Randomized Block Coordinate Descent for Online and Stochastic Optimization
This work addresses optimization efficiency for machine learning practitioners dealing with high-dimensional data and large sample sizes, though it is incremental as it hybridizes existing methods.
The paper tackles the problem of composite minimization for large-scale data by combining online/stochastic gradient descent with randomized coordinate descent, proposing Online Randomized Block Coordinate Descent (ORBCD) that computes partial gradients per iteration. It shows ORBCD achieves iteration complexity comparable to OGD/SGD and converges geometrically for strongly convex functions, matching rates of variance-reduced SGD and RBCD.
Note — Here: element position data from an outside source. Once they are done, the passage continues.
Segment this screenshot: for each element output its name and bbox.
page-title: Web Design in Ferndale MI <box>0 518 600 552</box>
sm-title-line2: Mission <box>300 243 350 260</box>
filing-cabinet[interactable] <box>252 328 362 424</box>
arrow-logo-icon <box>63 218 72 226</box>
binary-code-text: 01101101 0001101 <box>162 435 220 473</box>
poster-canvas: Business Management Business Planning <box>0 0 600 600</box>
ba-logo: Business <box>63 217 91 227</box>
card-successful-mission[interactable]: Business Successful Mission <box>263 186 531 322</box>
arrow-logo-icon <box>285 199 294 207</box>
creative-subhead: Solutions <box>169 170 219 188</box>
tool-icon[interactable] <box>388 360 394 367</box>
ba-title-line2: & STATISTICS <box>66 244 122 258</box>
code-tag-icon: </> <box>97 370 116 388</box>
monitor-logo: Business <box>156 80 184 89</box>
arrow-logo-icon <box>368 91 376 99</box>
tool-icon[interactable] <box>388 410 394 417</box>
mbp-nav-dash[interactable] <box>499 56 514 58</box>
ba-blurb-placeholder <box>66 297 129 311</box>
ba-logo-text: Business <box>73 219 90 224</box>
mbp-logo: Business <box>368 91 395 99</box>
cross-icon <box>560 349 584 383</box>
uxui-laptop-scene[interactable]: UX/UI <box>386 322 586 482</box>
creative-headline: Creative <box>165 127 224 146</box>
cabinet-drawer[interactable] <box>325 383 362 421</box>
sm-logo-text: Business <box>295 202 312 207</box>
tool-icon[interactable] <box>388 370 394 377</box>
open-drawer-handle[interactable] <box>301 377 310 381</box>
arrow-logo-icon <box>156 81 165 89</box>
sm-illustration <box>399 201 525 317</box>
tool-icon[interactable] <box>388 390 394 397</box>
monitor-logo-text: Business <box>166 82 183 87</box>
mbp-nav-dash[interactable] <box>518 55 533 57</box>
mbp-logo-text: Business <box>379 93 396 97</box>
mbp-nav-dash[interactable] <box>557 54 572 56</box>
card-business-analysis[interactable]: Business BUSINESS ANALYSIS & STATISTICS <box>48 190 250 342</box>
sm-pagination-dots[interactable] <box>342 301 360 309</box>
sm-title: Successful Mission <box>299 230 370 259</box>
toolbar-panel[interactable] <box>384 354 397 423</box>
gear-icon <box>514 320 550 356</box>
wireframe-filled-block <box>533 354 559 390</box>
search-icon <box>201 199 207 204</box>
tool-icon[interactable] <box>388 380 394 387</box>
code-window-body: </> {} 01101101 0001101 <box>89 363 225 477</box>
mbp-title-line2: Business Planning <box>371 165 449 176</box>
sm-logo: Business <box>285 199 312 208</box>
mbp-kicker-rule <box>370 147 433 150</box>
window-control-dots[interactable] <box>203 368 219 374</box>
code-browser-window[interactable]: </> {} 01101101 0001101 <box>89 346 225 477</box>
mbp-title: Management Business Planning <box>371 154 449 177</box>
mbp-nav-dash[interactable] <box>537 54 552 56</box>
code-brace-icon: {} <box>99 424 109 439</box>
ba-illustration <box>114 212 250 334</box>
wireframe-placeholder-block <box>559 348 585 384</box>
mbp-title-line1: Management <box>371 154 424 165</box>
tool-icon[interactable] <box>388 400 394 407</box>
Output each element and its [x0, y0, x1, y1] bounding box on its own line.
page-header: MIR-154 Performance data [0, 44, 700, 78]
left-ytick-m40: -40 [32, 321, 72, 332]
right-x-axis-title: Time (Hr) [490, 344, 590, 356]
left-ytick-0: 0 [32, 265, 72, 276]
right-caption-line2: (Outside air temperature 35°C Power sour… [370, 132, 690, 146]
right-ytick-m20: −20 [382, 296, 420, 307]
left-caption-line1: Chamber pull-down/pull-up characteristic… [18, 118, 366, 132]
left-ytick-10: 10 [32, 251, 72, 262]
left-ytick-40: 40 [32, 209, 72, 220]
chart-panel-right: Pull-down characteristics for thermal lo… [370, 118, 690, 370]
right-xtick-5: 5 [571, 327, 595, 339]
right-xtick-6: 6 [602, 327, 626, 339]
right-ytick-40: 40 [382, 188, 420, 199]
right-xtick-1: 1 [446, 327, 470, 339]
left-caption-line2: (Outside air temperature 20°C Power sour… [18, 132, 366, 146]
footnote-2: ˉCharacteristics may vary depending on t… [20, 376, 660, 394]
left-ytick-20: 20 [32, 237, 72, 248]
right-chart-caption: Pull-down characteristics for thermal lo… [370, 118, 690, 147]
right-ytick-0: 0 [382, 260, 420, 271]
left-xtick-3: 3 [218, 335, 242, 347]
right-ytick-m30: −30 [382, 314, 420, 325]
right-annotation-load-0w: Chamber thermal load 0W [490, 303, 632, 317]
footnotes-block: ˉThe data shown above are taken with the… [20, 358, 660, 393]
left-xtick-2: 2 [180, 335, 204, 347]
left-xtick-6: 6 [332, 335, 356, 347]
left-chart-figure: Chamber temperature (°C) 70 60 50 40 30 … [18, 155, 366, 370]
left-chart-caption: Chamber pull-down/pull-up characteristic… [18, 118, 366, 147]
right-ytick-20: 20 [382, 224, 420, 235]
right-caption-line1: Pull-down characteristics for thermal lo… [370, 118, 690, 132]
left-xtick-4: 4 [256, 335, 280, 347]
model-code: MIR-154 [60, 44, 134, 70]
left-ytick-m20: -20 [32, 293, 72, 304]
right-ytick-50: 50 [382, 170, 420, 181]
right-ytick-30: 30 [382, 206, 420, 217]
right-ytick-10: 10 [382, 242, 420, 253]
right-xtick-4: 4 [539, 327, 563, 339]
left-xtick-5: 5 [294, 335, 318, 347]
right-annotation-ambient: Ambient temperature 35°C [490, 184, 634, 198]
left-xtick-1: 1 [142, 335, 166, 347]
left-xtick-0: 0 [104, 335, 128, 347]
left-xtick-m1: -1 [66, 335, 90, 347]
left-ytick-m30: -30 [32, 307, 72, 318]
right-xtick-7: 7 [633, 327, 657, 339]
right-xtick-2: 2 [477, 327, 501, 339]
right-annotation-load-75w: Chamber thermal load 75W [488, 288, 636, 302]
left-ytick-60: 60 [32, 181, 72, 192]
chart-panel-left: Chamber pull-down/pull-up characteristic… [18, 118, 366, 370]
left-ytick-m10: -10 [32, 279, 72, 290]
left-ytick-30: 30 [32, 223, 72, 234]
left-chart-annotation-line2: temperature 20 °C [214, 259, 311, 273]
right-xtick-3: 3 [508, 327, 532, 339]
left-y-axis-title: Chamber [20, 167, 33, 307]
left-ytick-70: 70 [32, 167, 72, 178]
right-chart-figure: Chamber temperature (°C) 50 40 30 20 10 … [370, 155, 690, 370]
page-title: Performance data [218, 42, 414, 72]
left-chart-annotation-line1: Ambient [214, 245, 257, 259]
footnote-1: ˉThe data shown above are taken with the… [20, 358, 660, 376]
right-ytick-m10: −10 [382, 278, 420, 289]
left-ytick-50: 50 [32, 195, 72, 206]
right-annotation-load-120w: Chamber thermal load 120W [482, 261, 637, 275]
Two types of low cost-per-iteration gradient descent methods have been extensively studied in parallel. One is online or stochastic gradient descent (OGD/SGD), and the other is randomzied coordinate descent (RBCD). In this paper, we combine the two types of methods together and propose online randomized block coordinate descent (ORBCD). At each iteration, ORBCD only computes the partial gradient of one block coordinate of one mini-batch samples. ORBCD is well suited for the composite minimization problem where one function is the average of the losses of a large number of samples and the other is a simple regularizer defined on high dimensional variables. We show that the iteration complexity of ORBCD has the same order as OGD or SGD. For strongly convex functions, by reducing the variance of stochastic gradients, we show that ORBCD can converge at a geometric rate in expectation, matching the convergence rate of SGD with variance reduction and RBCD.